I am pleased that she can be so matter-of-fact about it. And I’m pleased that she feels she can talk about it with me. I don’t think I ever had such discussions with my parents.
She appears to be doing pretty well at balancing conformity against going her own way. She wants to wear bra tops because the other girls do. But she isn’t ashamed to tell her friends that she still gets a bedtime story almost every night, even though none of her friends do. I wonder what will happen to that confidence as puberty approaches.

Teenage fashion is creeping into her wardrobe. Tight jeans are gradually taking over, even some with worn patches and almost-rips. Tops with cute animals and black long cardigans.
Teenage habits are creeping into her daily life. Mornings sometimes start with chatting with her friends in some app or other, before she’s even come down for breakfast or gotten out of pyjamas and into clothes. After some pressure from parents, her class is not allowed to use their phones during breaks in the school day, but I suspect that they sit and twiddle with their phones much of the time at “the club”.
Youtube is a strong influence. Words like “frickin'” are turning up in her vocabulary.

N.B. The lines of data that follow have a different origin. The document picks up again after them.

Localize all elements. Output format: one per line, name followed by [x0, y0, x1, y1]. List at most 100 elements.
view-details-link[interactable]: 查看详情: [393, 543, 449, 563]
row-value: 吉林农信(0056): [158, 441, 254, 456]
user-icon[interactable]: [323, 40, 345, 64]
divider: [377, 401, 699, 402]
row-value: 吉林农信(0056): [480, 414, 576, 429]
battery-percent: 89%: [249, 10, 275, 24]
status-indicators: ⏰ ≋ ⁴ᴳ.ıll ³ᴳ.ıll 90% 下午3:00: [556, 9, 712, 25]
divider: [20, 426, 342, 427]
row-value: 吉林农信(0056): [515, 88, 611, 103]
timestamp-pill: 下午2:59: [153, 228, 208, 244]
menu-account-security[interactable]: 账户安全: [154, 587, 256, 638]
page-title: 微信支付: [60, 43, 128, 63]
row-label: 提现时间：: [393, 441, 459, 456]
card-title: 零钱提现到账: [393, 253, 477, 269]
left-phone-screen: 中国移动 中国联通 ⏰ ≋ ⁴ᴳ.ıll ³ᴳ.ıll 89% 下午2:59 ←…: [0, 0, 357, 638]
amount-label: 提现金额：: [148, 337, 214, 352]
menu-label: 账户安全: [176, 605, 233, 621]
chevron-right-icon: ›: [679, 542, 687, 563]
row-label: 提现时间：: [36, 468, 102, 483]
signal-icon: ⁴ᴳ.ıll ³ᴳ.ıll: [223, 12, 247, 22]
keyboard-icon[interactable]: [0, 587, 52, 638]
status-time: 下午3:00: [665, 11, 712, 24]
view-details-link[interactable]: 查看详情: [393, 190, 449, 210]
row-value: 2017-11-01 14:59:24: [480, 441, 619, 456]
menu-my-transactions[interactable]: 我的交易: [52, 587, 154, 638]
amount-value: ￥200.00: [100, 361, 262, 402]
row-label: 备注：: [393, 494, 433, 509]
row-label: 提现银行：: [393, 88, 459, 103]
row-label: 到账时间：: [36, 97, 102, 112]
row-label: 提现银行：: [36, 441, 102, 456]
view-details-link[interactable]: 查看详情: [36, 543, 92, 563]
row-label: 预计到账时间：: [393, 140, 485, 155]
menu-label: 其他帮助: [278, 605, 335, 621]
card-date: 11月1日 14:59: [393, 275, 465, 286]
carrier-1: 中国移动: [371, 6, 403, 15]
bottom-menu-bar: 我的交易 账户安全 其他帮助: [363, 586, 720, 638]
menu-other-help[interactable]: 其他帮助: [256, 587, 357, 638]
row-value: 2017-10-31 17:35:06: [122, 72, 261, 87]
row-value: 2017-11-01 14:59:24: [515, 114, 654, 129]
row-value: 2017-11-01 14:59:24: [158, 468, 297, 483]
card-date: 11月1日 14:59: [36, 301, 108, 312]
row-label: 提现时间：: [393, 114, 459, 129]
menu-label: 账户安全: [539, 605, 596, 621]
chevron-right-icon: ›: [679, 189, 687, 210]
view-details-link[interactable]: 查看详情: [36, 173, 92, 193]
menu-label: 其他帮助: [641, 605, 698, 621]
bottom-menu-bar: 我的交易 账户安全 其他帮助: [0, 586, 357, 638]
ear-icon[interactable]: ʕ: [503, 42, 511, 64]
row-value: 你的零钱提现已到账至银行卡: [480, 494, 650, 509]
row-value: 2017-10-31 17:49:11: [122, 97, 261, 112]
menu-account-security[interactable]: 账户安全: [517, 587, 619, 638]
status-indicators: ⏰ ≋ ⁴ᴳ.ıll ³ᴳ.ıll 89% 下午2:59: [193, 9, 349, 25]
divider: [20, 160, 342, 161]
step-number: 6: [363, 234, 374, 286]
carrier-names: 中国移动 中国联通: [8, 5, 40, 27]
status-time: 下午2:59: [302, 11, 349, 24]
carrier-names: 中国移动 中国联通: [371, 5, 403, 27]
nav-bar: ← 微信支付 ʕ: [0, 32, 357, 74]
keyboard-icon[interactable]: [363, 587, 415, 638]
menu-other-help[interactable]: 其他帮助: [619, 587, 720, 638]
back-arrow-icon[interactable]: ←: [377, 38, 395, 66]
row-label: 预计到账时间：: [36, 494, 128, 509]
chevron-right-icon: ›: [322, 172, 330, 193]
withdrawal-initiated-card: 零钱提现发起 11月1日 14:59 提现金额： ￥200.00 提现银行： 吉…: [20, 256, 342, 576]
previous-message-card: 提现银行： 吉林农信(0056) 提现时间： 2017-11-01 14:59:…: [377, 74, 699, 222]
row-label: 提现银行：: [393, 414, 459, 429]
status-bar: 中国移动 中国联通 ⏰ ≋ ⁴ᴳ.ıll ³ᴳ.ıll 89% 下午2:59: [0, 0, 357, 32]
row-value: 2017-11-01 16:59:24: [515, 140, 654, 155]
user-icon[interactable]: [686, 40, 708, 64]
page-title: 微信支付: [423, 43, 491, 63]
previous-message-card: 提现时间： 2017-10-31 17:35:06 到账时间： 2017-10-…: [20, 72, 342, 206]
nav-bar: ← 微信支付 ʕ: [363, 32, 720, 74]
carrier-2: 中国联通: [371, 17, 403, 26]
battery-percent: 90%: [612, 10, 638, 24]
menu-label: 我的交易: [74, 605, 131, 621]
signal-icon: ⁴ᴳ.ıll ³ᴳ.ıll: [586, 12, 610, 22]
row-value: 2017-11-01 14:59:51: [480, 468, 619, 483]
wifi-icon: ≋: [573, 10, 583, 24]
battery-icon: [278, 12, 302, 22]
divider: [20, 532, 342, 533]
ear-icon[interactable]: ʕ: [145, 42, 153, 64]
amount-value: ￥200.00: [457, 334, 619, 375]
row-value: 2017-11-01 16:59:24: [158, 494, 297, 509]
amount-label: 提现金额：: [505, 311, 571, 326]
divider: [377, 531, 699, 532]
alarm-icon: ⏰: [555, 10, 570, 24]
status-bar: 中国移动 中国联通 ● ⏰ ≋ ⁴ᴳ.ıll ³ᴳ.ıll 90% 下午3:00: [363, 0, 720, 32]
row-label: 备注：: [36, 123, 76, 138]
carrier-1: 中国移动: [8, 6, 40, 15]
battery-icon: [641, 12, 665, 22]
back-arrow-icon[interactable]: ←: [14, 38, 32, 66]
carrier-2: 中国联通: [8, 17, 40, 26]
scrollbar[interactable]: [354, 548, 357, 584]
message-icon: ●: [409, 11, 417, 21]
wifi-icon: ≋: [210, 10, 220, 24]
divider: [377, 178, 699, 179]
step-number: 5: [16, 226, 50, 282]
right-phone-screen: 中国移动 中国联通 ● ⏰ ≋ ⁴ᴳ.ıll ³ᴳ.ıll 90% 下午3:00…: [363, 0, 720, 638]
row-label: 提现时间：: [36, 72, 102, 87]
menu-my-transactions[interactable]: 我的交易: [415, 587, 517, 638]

She likes music, dancing, theatre and film. When the kids got to choose elective courses for this year, Ingrid chose drama. The best part of her social sciences class was making a movie about the Vikings. She’s often listening to music and singing along, and likes learning song lyrics by heart. In her dance club she’s in both a disco class (advanced beginner) and a beginners’ hip hop class this term. The disco moves and the whole disco style of moving her body definitely comes more easily and naturally to her than hip hop.


Celebrating Ingrid’s birthday with family lunch at a conveyor belt sushi place.